Como su título sugiere, La fábula de José representa
un relato en el que se moraliza a partir de la historia que se cuenta. Ésta,
mediante la ambientación en un zoológico, nos remite a los barrotes
invisibles que esclavizan a los seres humanos y a la capacidad maligna que
tenemos para animalizarnos y anular cualquier rasgo auténticamente
misericordioso de nuestras vidas y del trato con los semejantes. El "exceso"
contenido en el experimento que plantea la fábula sirve para poner
de manifiesto los desprecios y humillaciones que infrigimos diariamente a
los otros y que, indirectamente, nos cosifican y colocan por debajo de los
comportamientos de cualquier otra especie.
José, personaje con connotaciones posiblemente bíblicas, es
un hombre olvidado por la fortuna o la misericordia divina, aunque en los
momentos terribles de encarcelamiento se aferra a la esperanzada frase heredada
de su padre: "Dios quiera que exista Dios". A partir de lo que vamos
conociendo de él, dudamos seriamente de que tal figura clemente exista.
Y es que el aprendiz de carpintero José González Alea, hijo
de Menelao y Rita, parece perseguido por la desgracia desde antes de su nacimiento,
heredero de la ya penosa existencia de sus progenitores.
Emigrado con su familia a la multirracial Caracol Beach, su vida se trunca
brutalmente antes de poder disfrutar del primer amor adolescente. Una noche
cualquiera, mientras besa a su recién conquistada novia, la dulce Dorothy-Lulú,
ha de enfrentarse a Wesley Cravan que, ebrio y armado con un revólver,
intenta violar a la joven. El resultado de la pelea es que José mata
a Cravan al clavarle la trincha de carpintero. Su caballeresca noción
de la ética le hace permanecer allí tras avisar a la policía
y mantener al margen al único testigo -Lulú- que hubiera podido
salvarle de la condena a veinte años de cárcel. Allí,
la alienación del olvido ("en ciertas circunstancias la memoria
es una forma de ternura", pág. 19) y la convivencia con lo inhumano,
animaliza al protagonista. "Lo cierto es que José dejó
de ser José. Estaba aburrido de sí mismo [...] Al renunciar
a su propia dignidad aprendió a abusar de los débiles y a disfrutar
del vicio como virtud; olvidó el valor de la bondad, la nobleza del
perdón, la utilidad del sacrificio [...] La violencia contamina. Cuando
terminó de cometer locuras (huelgas de hambre, insubordinaciones, tres
conatos de fuga) su hoja de delitos había crecido tanto que el juez
sumó treinta años a su condena" (págs. 21-22). Consumado
el "milagro rehabilitador", los supuestamente honrados le proponen
"olvidar" parte de la pena a cambio de que sea expuesto en el zoológico
local como el animal más perfecto de la creación. Se trata de
un experimento arriesgado, aunque sin duda valioso (¡!), ya que "los
locos existen para que los cuerdos recuerden que han sido afortunados [...]

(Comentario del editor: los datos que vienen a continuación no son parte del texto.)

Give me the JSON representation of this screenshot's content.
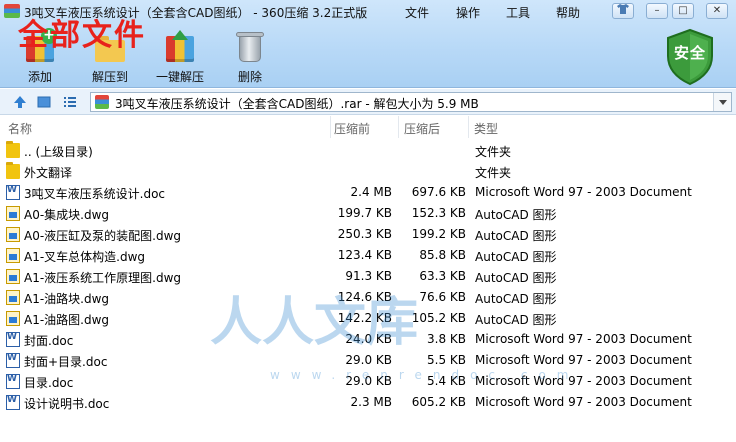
{
  "window": {
    "title": "3吨叉车液压系统设计（全套含CAD图纸） - 360压缩 3.2正式版",
    "menu": [
      "文件",
      "操作",
      "工具",
      "帮助"
    ],
    "controls": {
      "minimize": "–",
      "maximize": "□",
      "close": "✕"
    }
  },
  "overlay_text": "全部文件",
  "toolbar": {
    "buttons": [
      {
        "label": "添加",
        "icon": "add-icon"
      },
      {
        "label": "解压到",
        "icon": "extract-to-icon"
      },
      {
        "label": "一键解压",
        "icon": "one-click-extract-icon"
      },
      {
        "label": "删除",
        "icon": "delete-icon"
      }
    ],
    "security_label": "安全"
  },
  "address": {
    "path": "3吨叉车液压系统设计（全套含CAD图纸）.rar - 解包大小为 5.9 MB"
  },
  "columns": [
    "名称",
    "压缩前",
    "压缩后",
    "类型"
  ],
  "files": [
    {
      "name": ".. (上级目录)",
      "before": "",
      "after": "",
      "type": "文件夹",
      "icon": "folder-icon"
    },
    {
      "name": "外文翻译",
      "before": "",
      "after": "",
      "type": "文件夹",
      "icon": "folder-icon"
    },
    {
      "name": "3吨叉车液压系统设计.doc",
      "before": "2.4 MB",
      "after": "697.6 KB",
      "type": "Microsoft Word 97 - 2003 Document",
      "icon": "word-doc-icon"
    },
    {
      "name": "A0-集成块.dwg",
      "before": "199.7 KB",
      "after": "152.3 KB",
      "type": "AutoCAD 图形",
      "icon": "dwg-icon"
    },
    {
      "name": "A0-液压缸及泵的装配图.dwg",
      "before": "250.3 KB",
      "after": "199.2 KB",
      "type": "AutoCAD 图形",
      "icon": "dwg-icon"
    },
    {
      "name": "A1-叉车总体构造.dwg",
      "before": "123.4 KB",
      "after": "85.8 KB",
      "type": "AutoCAD 图形",
      "icon": "dwg-icon"
    },
    {
      "name": "A1-液压系统工作原理图.dwg",
      "before": "91.3 KB",
      "after": "63.3 KB",
      "type": "AutoCAD 图形",
      "icon": "dwg-icon"
    },
    {
      "name": "A1-油路块.dwg",
      "before": "124.6 KB",
      "after": "76.6 KB",
      "type": "AutoCAD 图形",
      "icon": "dwg-icon"
    },
    {
      "name": "A1-油路图.dwg",
      "before": "142.2 KB",
      "after": "105.2 KB",
      "type": "AutoCAD 图形",
      "icon": "dwg-icon"
    },
    {
      "name": "封面.doc",
      "before": "24.0 KB",
      "after": "3.8 KB",
      "type": "Microsoft Word 97 - 2003 Document",
      "icon": "word-doc-icon"
    },
    {
      "name": "封面+目录.doc",
      "before": "29.0 KB",
      "after": "5.5 KB",
      "type": "Microsoft Word 97 - 2003 Document",
      "icon": "word-doc-icon"
    },
    {
      "name": "目录.doc",
      "before": "29.0 KB",
      "after": "5.4 KB",
      "type": "Microsoft Word 97 - 2003 Document",
      "icon": "word-doc-icon"
    },
    {
      "name": "设计说明书.doc",
      "before": "2.3 MB",
      "after": "605.2 KB",
      "type": "Microsoft Word 97 - 2003 Document",
      "icon": "word-doc-icon"
    }
  ],
  "watermark": {
    "text": "人人文库",
    "url": "www.renrendoc.com"
  }
}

a dos milenios del suicidio de Judas, la jauría de lobos había
crecdido más que la manada de los corderos; por tanto, un asesino debía
exponerse entre fieras como demostración de una potestad exclusiva
de Satanás: convertir en hienas a ciertos borregos" (pág.
31).
El zoológico, con todo, tiene algunas ventajas sobre la cárcel.

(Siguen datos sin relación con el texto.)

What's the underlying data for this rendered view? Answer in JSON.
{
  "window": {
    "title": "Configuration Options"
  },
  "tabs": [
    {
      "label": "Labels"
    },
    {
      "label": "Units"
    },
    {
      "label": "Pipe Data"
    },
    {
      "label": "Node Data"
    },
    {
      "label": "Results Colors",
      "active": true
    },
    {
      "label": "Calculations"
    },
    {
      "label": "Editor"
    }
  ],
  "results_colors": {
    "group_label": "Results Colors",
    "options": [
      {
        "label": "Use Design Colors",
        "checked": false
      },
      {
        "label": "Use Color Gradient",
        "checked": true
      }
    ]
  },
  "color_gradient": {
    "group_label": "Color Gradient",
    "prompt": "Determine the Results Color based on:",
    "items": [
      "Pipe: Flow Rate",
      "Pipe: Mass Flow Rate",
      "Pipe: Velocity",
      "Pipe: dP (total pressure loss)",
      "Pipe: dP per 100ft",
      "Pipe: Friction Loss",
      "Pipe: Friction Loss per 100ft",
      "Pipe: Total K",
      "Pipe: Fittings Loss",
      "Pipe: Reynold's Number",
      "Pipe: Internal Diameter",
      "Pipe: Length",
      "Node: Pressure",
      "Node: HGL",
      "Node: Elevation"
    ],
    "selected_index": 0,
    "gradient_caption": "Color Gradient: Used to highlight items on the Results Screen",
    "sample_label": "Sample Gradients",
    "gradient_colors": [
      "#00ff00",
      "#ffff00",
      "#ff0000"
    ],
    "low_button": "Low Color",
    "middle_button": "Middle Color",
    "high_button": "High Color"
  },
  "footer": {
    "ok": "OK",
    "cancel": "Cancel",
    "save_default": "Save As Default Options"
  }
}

Permite que, entre la alienante soledad, se filtren algunos resquicios de
la luz exterior, o incluso, posibilidades de afecto, solidaridad y amor, aunque
sea confundidas con la curiosidad. Por ese cauce se establece la relación
con Lorenzo, un mexicano trabajador del zoológico y, sobre todo, la
complicidad enamorada con Camila Novac, una bióloga que se acerca con
interés científico y establece con él un fuerte vínculo
que sobrepasa las prohibiciones de cualquier autoridad o los convencionalismos
impuestos por las "buenas costumbres": mentir, convertirse en adúltera,
retar las imposiciones de los jefes, agitar la opinión pública...,
todo resulta justificado con tal de no traicionar el amor nacido en sitio
tan intempestivo. "Lo que nadie podía suponer era que Camila estaba
dispuesta a contar las cucarachas del hemisferio norte con tal de quedarse
cerca de José" (pág. 182).
Lo que comenzó como crudo retrato de la degradación de hombres
y mujeres se transmuta en reivindicación optimista y cálida
de todo aquello que preserva la humanidad, más valiosa si cabe por
lo precaria y frágil que se muestra. La regresión de José
hacia la animalidad se convierte en un calvario con vuelta atrás, aunque
con destino incierto y posiblemente trágico, pero igualmente salvador.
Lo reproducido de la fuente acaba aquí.